Si anteriormente Mendel había sido olvidado por razones científicas, esta vez eran solo política e ideología lo que le condenaban.

Los resultado para la ciencia soviética fueron desastrosos. Mientras que los avances, por ejemplo, en química o física fueron a la par con occidente, las ciencias biológicas se estancaron en un callejón inútil del que no podía surgir nada.

Sin Mendel y sin Darwin, la biología soviética no existía.

Pero la posición de Lysenko estaba basada en la fuerza, y no en las ideas. Cuando,en 1953, murió Stalin, Lysenko perdió su apoyo y cayó en desgracia. Aunque el daño ya estaba hecho, la era del Lysenkoismo había terminado.

Segunda resurrección

Sin embargo, su influencia aún duraría, y no fué hasta 1965, en el primer centenario del la publicación del trabajo de Mendel (y gracias en buena medida a las presiones de científicos extranjeros), cuando su memoria fué recuperada oficialmente.
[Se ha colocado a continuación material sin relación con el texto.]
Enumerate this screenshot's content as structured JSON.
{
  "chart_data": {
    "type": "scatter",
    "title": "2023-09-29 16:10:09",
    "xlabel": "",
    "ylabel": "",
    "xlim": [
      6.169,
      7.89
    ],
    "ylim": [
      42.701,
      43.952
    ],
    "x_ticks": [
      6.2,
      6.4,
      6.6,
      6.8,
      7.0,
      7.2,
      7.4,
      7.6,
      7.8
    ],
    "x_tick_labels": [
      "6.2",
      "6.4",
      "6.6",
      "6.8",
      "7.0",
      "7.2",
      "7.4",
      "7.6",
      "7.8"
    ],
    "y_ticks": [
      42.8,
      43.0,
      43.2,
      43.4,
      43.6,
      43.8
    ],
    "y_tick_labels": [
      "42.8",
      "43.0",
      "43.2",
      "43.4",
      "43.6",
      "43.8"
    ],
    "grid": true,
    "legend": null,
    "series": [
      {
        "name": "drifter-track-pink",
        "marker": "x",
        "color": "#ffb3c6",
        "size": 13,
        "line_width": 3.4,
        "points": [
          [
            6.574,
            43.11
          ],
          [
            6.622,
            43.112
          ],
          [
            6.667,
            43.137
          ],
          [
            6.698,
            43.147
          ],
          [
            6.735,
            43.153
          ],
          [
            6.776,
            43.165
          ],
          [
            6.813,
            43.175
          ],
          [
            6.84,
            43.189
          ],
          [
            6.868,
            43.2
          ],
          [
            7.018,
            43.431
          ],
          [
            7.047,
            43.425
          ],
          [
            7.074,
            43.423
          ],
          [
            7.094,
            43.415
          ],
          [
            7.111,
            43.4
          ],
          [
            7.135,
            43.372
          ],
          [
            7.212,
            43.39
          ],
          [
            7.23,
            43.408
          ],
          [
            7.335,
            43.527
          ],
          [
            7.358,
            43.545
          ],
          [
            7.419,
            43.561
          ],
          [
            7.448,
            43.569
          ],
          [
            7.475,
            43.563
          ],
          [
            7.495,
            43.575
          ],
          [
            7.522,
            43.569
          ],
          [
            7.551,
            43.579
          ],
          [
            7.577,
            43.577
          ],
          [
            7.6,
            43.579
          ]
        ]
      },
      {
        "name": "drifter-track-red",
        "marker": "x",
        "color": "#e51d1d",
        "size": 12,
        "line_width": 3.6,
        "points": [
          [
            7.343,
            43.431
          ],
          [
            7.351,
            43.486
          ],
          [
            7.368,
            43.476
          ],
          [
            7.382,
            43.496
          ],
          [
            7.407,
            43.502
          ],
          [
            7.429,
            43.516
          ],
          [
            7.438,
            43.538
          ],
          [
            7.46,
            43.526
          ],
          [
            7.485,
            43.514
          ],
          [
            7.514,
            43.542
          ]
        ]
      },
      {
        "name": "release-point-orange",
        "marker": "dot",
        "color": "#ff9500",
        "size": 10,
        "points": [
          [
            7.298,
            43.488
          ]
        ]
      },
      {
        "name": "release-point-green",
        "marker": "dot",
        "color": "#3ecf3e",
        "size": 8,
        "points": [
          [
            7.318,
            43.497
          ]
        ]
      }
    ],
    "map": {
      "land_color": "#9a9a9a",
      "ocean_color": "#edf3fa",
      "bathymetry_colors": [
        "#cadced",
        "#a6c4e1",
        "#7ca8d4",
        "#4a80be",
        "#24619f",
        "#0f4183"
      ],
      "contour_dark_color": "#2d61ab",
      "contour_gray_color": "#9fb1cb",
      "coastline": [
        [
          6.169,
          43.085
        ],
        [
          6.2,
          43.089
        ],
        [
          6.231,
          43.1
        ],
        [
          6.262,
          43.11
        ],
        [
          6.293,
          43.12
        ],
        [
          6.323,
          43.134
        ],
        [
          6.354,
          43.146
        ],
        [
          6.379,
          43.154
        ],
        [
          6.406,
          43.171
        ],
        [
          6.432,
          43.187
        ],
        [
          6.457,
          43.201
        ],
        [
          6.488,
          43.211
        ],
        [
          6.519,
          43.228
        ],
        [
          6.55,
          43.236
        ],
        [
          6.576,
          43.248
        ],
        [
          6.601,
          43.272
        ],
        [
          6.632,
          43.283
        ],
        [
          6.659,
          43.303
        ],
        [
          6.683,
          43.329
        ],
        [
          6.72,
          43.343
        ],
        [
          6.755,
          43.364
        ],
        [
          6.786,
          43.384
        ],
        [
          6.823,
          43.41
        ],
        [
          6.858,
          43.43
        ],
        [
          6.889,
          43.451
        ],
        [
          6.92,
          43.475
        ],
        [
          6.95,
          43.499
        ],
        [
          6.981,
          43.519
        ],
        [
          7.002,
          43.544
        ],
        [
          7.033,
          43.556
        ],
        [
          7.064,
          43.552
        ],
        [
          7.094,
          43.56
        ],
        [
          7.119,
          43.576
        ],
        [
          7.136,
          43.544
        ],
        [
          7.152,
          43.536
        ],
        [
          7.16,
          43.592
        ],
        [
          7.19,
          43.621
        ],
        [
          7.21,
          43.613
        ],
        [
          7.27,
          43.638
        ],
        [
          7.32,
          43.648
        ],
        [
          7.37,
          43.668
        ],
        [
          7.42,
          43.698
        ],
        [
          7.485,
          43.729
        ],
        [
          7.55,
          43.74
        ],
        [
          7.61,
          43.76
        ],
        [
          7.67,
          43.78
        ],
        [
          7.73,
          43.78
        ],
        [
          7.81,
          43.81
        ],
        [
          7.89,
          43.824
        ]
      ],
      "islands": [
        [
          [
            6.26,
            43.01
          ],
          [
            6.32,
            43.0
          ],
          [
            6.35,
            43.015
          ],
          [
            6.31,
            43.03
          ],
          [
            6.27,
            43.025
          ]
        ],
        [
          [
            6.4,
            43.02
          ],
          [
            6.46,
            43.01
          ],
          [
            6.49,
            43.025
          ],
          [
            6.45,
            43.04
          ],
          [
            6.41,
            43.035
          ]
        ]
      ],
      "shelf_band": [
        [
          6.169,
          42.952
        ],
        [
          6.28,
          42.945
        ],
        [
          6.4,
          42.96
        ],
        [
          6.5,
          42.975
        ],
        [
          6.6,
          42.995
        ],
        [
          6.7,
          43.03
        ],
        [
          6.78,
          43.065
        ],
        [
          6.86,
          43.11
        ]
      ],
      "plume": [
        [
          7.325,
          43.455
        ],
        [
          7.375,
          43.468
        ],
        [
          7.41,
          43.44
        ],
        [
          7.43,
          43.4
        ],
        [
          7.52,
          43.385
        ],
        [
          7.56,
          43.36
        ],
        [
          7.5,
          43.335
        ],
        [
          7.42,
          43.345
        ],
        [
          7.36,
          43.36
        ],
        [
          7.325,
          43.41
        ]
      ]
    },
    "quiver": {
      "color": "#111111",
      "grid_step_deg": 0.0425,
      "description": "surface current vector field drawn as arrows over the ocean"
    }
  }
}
Se organizó una gran conferencia internacional sobre genética en el teatro Janacek de Brno, el obispo de Brno dió una solemne misa en su honor (algo sorprendente, dado el rechazo de las autoridades a las exhibiciones religosas públicas) en la catedral de San Pedro y Pablo, y la estatua fué recuperada de su abandono.

En el monasterio de Santo Tomás, donde Mendel vivió y trabajó, se ubicó un museo en su honor, el Mendelovo muzeum - Muzeum Genetiky.

En el jardín de la abadía se puede visitar la estatua de Mendel que, con la barbilla alta y el gesto relajado de la sabiduría, mira al frente, quizás recordando el pasado, quizás aguardando el futuro.

A sus piés nacen, crecen y se cruzan las plantas de Pisum sativum, los guisantes de Mendel.

Otra vez pongo los agradecimientos, y otra vez lo hago de todo corazón:

Quiero expresar mi agradecimiento por la colaboración del Mendelovo muzeum - Muzeum Genetiky que, generosamente, dedicó parte de su tiempo a responder por correo electrónico a mis absurdas cuestiones (del tipo "¿Quién es el autor de la estatua que teneis en el jardín?").

Y sobre todo agradezco, con todo el cariño, a mi amiga I.L de Praga, que se pusiera en contacto con dicho museo y actuara de traductora e intérprete (porque, como supondrás, no tengo ni idea de checo).

Sin estas ayudas, probablemente no habría escrito este post.